The delightful digital single and highlight of both Internet Leaks and Alpocalypse finds Al eschewing the usual trash and low-culture signifiers, like Brady Bunch and fast food in favor of uncharacteristically middlebrow, and even highbrow references to actress/acting teacher/author Uta Hagen, David Mamet's Speed the Plow and celebrity photographer Annie Leibovitz.

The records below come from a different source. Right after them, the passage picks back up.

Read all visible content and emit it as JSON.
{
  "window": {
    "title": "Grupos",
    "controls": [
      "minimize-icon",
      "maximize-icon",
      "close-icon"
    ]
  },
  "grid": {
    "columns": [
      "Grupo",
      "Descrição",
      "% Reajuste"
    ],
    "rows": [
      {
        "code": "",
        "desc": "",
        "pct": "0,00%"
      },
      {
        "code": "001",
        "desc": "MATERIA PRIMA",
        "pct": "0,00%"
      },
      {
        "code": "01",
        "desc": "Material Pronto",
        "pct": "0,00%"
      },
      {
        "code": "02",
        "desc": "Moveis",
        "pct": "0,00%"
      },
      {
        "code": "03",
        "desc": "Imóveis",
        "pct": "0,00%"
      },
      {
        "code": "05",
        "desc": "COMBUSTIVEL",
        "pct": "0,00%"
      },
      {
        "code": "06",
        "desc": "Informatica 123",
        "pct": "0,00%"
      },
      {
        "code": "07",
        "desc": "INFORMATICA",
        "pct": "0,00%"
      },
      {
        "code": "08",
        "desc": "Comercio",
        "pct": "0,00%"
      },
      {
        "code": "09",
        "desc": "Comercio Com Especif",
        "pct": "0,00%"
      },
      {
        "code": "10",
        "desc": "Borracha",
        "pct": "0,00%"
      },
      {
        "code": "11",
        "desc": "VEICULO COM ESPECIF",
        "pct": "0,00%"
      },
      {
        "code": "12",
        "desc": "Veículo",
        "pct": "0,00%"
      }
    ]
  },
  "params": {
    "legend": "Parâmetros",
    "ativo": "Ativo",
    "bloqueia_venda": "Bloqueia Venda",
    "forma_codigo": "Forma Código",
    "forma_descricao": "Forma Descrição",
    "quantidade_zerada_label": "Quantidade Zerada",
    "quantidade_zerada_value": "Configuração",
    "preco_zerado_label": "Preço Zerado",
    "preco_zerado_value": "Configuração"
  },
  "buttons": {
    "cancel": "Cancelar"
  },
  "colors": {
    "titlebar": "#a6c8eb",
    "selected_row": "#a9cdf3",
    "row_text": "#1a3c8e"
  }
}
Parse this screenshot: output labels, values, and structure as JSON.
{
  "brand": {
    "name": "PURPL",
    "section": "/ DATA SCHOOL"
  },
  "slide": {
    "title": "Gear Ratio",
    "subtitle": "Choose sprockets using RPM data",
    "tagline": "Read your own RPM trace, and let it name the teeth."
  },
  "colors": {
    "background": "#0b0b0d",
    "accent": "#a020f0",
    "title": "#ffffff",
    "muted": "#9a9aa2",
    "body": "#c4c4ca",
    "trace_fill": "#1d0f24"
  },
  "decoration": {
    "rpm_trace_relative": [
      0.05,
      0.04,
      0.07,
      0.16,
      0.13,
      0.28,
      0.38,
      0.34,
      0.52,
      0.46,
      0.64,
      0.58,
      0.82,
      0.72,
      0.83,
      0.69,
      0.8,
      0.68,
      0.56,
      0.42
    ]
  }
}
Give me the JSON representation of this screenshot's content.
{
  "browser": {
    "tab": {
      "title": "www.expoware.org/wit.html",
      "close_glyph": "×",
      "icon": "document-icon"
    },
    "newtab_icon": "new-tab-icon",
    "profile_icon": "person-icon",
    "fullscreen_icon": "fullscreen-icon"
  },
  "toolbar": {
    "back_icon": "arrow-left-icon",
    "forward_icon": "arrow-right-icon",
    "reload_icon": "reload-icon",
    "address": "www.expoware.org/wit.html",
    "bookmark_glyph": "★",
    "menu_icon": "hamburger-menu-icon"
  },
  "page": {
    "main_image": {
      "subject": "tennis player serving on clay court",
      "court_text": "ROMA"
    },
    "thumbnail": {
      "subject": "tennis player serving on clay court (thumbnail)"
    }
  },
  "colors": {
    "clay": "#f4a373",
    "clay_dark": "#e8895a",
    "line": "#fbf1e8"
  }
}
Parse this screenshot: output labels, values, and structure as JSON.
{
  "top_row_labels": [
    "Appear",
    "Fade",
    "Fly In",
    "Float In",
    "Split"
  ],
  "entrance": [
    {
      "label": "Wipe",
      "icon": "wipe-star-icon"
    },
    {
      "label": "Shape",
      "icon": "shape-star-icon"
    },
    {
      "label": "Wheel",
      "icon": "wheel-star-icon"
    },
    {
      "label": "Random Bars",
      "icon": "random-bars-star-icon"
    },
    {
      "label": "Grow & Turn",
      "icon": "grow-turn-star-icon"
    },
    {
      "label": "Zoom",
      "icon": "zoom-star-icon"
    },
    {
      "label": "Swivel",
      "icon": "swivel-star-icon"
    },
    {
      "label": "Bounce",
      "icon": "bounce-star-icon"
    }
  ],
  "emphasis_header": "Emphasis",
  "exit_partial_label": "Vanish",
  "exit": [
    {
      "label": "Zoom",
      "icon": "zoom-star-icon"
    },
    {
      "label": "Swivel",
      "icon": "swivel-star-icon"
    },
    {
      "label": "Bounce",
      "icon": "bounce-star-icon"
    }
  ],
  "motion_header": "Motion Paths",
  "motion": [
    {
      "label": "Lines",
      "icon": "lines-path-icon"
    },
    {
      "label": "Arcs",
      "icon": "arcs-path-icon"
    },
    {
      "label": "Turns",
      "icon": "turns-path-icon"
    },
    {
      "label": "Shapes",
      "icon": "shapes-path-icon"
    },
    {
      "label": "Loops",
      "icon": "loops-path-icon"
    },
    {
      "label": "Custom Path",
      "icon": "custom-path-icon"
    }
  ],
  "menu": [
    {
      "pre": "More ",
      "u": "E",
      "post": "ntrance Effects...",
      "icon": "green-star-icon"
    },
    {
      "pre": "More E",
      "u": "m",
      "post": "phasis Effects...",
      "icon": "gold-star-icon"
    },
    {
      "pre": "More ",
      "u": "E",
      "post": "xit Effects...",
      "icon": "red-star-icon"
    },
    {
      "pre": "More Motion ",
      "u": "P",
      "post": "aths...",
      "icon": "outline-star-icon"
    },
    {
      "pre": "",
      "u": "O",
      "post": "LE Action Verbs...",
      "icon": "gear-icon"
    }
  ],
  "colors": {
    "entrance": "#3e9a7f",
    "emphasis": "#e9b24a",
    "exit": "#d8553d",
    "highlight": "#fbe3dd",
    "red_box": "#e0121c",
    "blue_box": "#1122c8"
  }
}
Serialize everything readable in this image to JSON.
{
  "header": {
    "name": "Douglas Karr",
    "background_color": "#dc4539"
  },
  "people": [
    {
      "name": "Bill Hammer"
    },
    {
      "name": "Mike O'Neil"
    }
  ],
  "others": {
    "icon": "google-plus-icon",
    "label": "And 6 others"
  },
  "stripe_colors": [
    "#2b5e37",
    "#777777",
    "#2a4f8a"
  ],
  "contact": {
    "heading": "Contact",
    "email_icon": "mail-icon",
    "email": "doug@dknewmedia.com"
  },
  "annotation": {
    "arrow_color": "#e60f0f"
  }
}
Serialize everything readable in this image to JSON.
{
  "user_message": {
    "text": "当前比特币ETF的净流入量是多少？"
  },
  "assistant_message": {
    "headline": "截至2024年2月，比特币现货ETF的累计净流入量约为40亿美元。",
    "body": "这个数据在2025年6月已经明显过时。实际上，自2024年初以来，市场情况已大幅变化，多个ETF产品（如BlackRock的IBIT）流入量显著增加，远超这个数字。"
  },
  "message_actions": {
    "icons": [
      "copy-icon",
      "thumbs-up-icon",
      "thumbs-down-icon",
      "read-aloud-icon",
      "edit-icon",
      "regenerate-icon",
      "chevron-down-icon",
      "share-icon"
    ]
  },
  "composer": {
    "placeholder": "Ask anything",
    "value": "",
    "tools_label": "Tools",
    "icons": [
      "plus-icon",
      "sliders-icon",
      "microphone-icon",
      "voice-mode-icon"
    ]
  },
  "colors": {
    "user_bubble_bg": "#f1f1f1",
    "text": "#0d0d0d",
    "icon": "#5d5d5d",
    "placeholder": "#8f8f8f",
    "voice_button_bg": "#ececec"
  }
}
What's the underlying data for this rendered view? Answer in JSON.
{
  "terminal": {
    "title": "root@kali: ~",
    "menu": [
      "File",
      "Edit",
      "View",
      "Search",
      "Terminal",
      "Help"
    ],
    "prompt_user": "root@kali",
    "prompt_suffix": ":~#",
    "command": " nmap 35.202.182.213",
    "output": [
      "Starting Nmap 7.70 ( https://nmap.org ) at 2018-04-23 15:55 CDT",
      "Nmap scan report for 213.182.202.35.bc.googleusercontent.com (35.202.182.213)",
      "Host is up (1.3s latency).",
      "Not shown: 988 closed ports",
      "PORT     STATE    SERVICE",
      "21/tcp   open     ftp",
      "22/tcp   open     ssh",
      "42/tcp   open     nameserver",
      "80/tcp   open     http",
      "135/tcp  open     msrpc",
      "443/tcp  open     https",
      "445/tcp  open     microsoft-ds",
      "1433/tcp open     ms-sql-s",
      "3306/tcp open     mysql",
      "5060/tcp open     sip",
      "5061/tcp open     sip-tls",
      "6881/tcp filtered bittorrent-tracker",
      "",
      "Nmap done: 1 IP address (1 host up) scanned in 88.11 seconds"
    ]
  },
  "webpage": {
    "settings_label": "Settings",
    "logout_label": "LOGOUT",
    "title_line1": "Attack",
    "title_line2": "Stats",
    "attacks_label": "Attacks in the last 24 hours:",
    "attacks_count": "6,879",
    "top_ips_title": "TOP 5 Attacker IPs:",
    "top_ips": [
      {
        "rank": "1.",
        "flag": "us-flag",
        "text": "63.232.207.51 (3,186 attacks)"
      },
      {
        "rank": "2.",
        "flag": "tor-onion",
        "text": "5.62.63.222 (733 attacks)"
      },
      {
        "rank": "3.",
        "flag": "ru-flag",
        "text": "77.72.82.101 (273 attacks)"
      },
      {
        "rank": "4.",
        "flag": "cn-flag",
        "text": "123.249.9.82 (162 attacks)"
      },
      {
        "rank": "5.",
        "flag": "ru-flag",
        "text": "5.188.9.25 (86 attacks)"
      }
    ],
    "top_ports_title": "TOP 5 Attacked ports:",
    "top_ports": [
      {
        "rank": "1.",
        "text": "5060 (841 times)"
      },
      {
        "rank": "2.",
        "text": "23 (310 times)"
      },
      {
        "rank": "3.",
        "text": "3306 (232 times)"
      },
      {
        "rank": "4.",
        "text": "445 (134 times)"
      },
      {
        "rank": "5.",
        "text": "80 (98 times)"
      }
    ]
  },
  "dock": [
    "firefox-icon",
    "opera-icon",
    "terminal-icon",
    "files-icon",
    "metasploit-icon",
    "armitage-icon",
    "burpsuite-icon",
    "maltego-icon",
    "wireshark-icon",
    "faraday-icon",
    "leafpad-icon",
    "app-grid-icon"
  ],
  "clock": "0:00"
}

My stupid brain refuses to buy this as anything other than a Fountains of Wayne riff because one of the things I love about the group is its genius in combining humor with deep sadness and virtuoso song craft as Al does here. To be honest, I think “Skipper Dan” is just too good to be a pastiche of a second-rate band like Weezer but it perfectly captures the literate sadness that makes Fountains of Wayne so special, albeit to a cult a fraction the size of Al’s audience, both in terms of casual fans of his parodies and the die-hards who flocked to Al’s last tour.